Artificial Intelligence for Scholarly Knowledge Systems

The methodological contributions of this research inform the development of computational models for scholarly information systems, with applications in document retrieval, classification, and synthesis. By combining retrieval-based ranking, transformer-based text classification, and generative summarization methods, this work develops computational approaches for structuring and analyzing large-scale ETD collections. As Director of the Center for Digital Research and Scholarship (CDRS) at Virginia Tech, I lead efforts to integrate AI-driven methods into digital scholarship, supporting new models of scholarly communication and research analysis.

Grant Funding

  • Harnessing ETDs: Pioneering AI-Driven Innovations in Library Service . ( LG-256638-OLS-24) PI for a 3-year applied research grant that aims to expand the reach and impact of academic library services through integration with Large Language Models (LLMs). Institute of Museum and Library Services, National Leadership Grants—Libraries. 2024. $441,724.
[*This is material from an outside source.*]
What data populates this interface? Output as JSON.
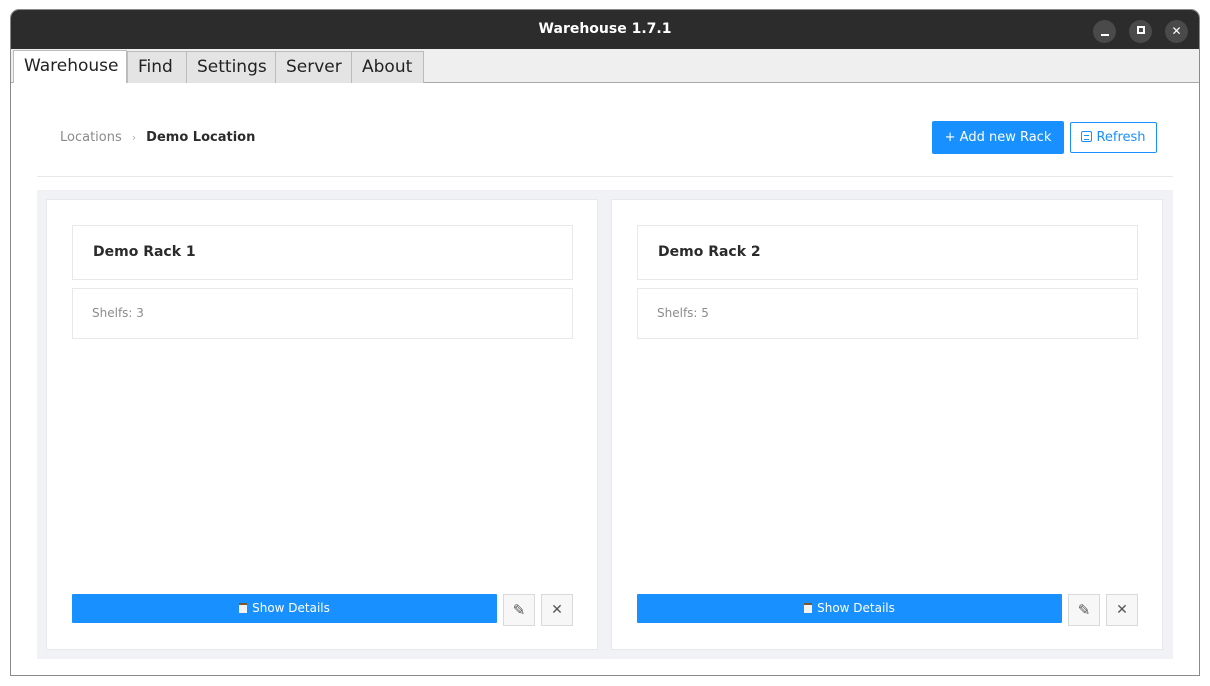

  • Enhancing Accessibility of Electronic Theses and Dissertations ( LG-256693-OLS-24) Co-PI on a 1.5 year planning grant from the National Leadership Grants for Libraries program to support the exploratory phase of enhancing the accessibility of electronic theses and dissertations (ETDs) for blind and low-vision (BLV) library users. Institute of Museum and Library Services, National Leadership Grants—Libraries. 2024. $117,707.
  • Preserving Open Access Datasets and Software for Sustainable Computational Reproducibility (LG-256694-OLS-24) Senior Personnel on a 3-year Applied Research project for preserving endangered Open Access Datasets and Software (OADS), i.e., publicly and freely available digital datasets and software packages used for reproducing research results reported in scholarly works. Institute of Museum and Library Services, National Leadership Grants—Libraries. 2024. $564,991.
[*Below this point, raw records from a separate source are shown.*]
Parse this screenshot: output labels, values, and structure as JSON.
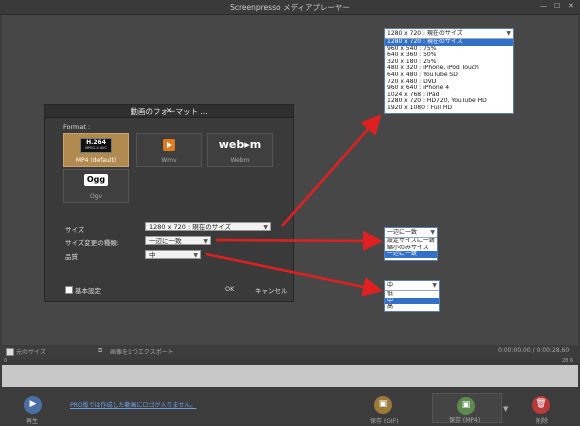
{
  "window": {
    "title": "Screenpresso メディアプレーヤー"
  },
  "dialog": {
    "title": "動画のフォーマット ...",
    "format_label": "Format :",
    "formats": [
      {
        "label": "MP4 (default)",
        "logo": "H.264",
        "logo_sub": "MPEG-4 AVC",
        "selected": true
      },
      {
        "label": "Wmv",
        "logo": "",
        "logo_sub": "",
        "selected": false
      },
      {
        "label": "Webm",
        "logo": "web▸m",
        "logo_sub": "",
        "selected": false
      },
      {
        "label": "Ogv",
        "logo": "Ogg",
        "logo_sub": "",
        "selected": false
      }
    ],
    "size_label": "サイズ",
    "size_value": "1280 x 720 : 現在のサイズ",
    "resize_label": "サイズ変更の種類:",
    "resize_value": "一辺に一致",
    "quality_label": "品質",
    "quality_value": "中",
    "basic_settings_label": "基本設定",
    "ok_label": "OK",
    "cancel_label": "キャンセル"
  },
  "size_popup": {
    "head": "1280 x 720 : 現在のサイズ",
    "options": [
      "1280 x 720 : 現在のサイズ",
      "960 x 540 : 75%",
      "640 x 360 : 50%",
      "320 x 180 : 25%",
      "480 x 320 : iPhone, iPod Touch",
      "640 x 480 : YouTube SD",
      "720 x 480 : DVD",
      "960 x 640 : iPhone 4",
      "1024 x 768 : iPad",
      "1280 x 720 : HD720, YouTube HD",
      "1920 x 1080 : Full HD"
    ],
    "highlighted": 0
  },
  "resize_popup": {
    "head": "一辺に一致",
    "options": [
      "設定サイズに一致",
      "縮小のみサイズ",
      "一辺に一致"
    ],
    "highlighted": 2
  },
  "quality_popup": {
    "head": "中",
    "options": [
      "低",
      "中",
      "高"
    ],
    "highlighted": 1
  },
  "player": {
    "actual_size_label": "元のサイズ",
    "export_frame_label": "画像を1つエクスポート",
    "timecode": "0:00:00.00 / 0:00:28.60",
    "timeline_start": "0",
    "timeline_end": "28.6",
    "play_label": "再生",
    "promo_text": "PRO版では作成した動画にロゴが入りません。",
    "save_gif_label": "保存 (GIF)",
    "save_mp4_label": "保存 (MP4)",
    "delete_label": "削除"
  },
  "colors": {
    "accent_red": "#e02020",
    "selection_blue": "#3370c8"
  }
}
  • Ensuring Scholarly Access to Government Records and Archives (1910-07229) to support a convening of experts to address machine-learning techniques to enhance public access to government records. Andrew W. Mellon Foundation. 2020. $44,000.
  • Opening Books and the National Corpus of Graduate Research (LG-37-19-0078-19) to bring computational access to book-length documents, through a research and piloting effort employing Electronic Theses and Dissertations (ETDs). Institute of Museum and Library Services, National Leadership Grants—Libraries. 2019. $505,214.